Puzzle 1121 Phi(p)/Phi(p-2)=2

Sebastián Martín Ruiz sent the following nice puzzle:

I have obtained the following results for the Fermat Numbers, p=2^(2^n)+1, being Phi the Euler Totient Function:

n= 0 Phi[p]/Phi[p-2]= 2

n= 1 Phi[p]/Phi[p-2]= 2

n= 2 Phi[p]/Phi[p-2]= 2

n= 3 Phi[p]/Phi[p-2]= 2

n= 4 Phi[p]/Phi[p-2]= 2

n= 5 Phi[p]/Phi[p-2]= 261735/131072 =1.99688...

n= 6

Phi[p]/Phi[p-2]= 18764930006193/9367860543488 = 2.00312...

n= 7

Phi[p]/Phi[p-2]= 9615364552842273224968401793233/4800163769175502470780823797760 = 2.00313...

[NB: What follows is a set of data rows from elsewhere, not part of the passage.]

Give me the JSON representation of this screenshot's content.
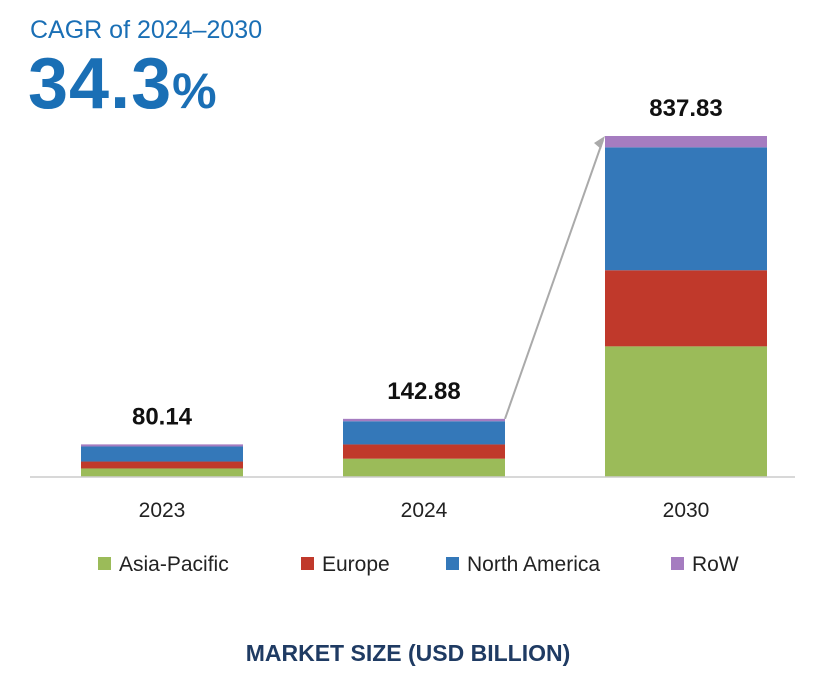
{
  "header": {
    "cagr_label": "CAGR of 2024–2030",
    "cagr_number": "34.3",
    "cagr_percent": "%"
  },
  "footer": {
    "title": "MARKET SIZE (USD BILLION)"
  },
  "chart_data": {
    "type": "bar",
    "stacked": true,
    "title": "",
    "xlabel": "",
    "ylabel": "",
    "categories": [
      "2023",
      "2024",
      "2030"
    ],
    "totals": [
      "80.14",
      "142.88",
      "837.83"
    ],
    "ylim": [
      0,
      837.83
    ],
    "grid": false,
    "legend_position": "bottom",
    "series": [
      {
        "name": "Asia-Pacific",
        "color": "#9bbb59",
        "values": [
          21,
          45,
          321
        ]
      },
      {
        "name": "Europe",
        "color": "#c0392b",
        "values": [
          17,
          35,
          187
        ]
      },
      {
        "name": "North America",
        "color": "#3478b9",
        "values": [
          37,
          57,
          302
        ]
      },
      {
        "name": "RoW",
        "color": "#a57cc0",
        "values": [
          5.14,
          5.88,
          27.83
        ]
      }
    ],
    "connector_color": "#aaaaaa"
  }
}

It is observed that in the case where p is prime, that is, from n=0 to 4

Phi(p)/Phi(p-2)=2

and if p is composite, that is, from n=5 to 7 Phi(p)/Phi(p-2) is not an exact number close to 2.

Q) Let p a Fermat Number. Prove p is a Fermat prime if and only if Phi(p)/Phi(p-2)=2, or find a counterexample.